Natural language appears to involve a particularly rich ontology of abstract, minor, derivative, and merely intentional objects, an ontology many philosophers are not willing to accept. At the same time, a serious investigation of the linguistic facts often reveals that natural language does not in fact involve the sort of ontology that philosophers had assumed it does.
Natural language ontology is concerned not only with the categories of entities that natural language commits itself to, but also with various metaphysical notions, for example the relation of part-whole, causation, material constitution, notions of existence, plurality and unity, and the mass-count distinction.
An important question regarding natural language ontology is what linguistic data it should take into account.
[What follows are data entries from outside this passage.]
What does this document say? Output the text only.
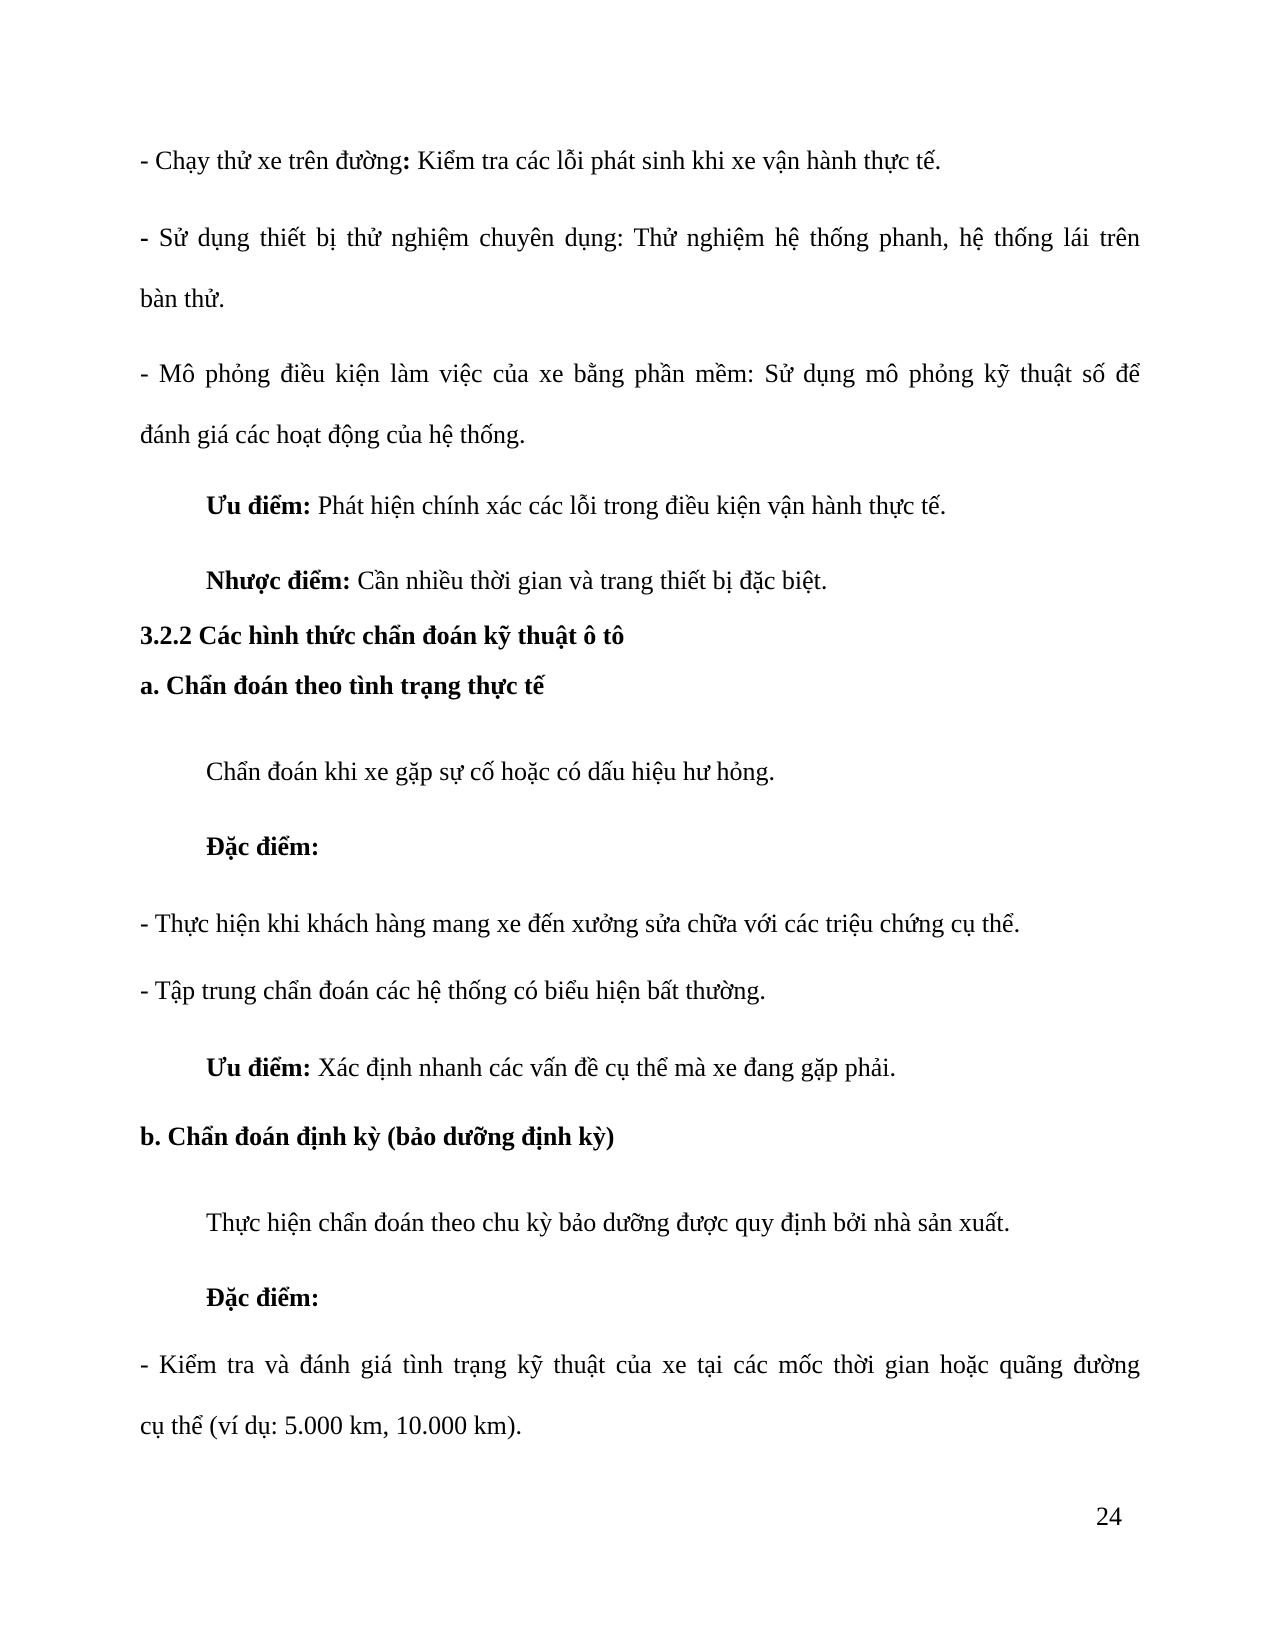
- Chạy thử xe trên đường: Kiểm tra các lỗi phát sinh khi xe vận hành thực tế.
- Sử dụng thiết bị thử nghiệm chuyên dụng: Thử nghiệm hệ thống phanh, hệ thống lái trên
bàn thử.
- Mô phỏng điều kiện làm việc của xe bằng phần mềm: Sử dụng mô phỏng kỹ thuật số để
đánh giá các hoạt động của hệ thống.
Ưu điểm: Phát hiện chính xác các lỗi trong điều kiện vận hành thực tế.
Nhược điểm: Cần nhiều thời gian và trang thiết bị đặc biệt.
3.2.2 Các hình thức chẩn đoán kỹ thuật ô tô
a. Chẩn đoán theo tình trạng thực tế
Chẩn đoán khi xe gặp sự cố hoặc có dấu hiệu hư hỏng.
Đặc điểm:
- Thực hiện khi khách hàng mang xe đến xưởng sửa chữa với các triệu chứng cụ thể.
- Tập trung chẩn đoán các hệ thống có biểu hiện bất thường.
Ưu điểm: Xác định nhanh các vấn đề cụ thể mà xe đang gặp phải.
b. Chẩn đoán định kỳ (bảo dưỡng định kỳ)
Thực hiện chẩn đoán theo chu kỳ bảo dưỡng được quy định bởi nhà sản xuất.
Đặc điểm:
- Kiểm tra và đánh giá tình trạng kỹ thuật của xe tại các mốc thời gian hoặc quãng đường
cụ thể (ví dụ: 5.000 km, 10.000 km).
24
Looking at the sorts of data that researchers who practice natural language ontology have in fact taken into account makes clear that it is only presuppositions, not assertions, that reflect the ontology implicit in natural language.
The ontology of language may be distinctive in that it may in part be driven specifically by language or the use of it in a discourse. Examples are pleonastic entities, discourse referents conceived of as entities of a sort, and an information-based notion of part structure involved in the semantics of plurals and mass nouns. Finally, there is the question of the universality of the ontology of natural language. Certainly, the same sort of reasoning should apply to consider it universal, in a suitable sense, as has been applied for the case of (generative) syntax.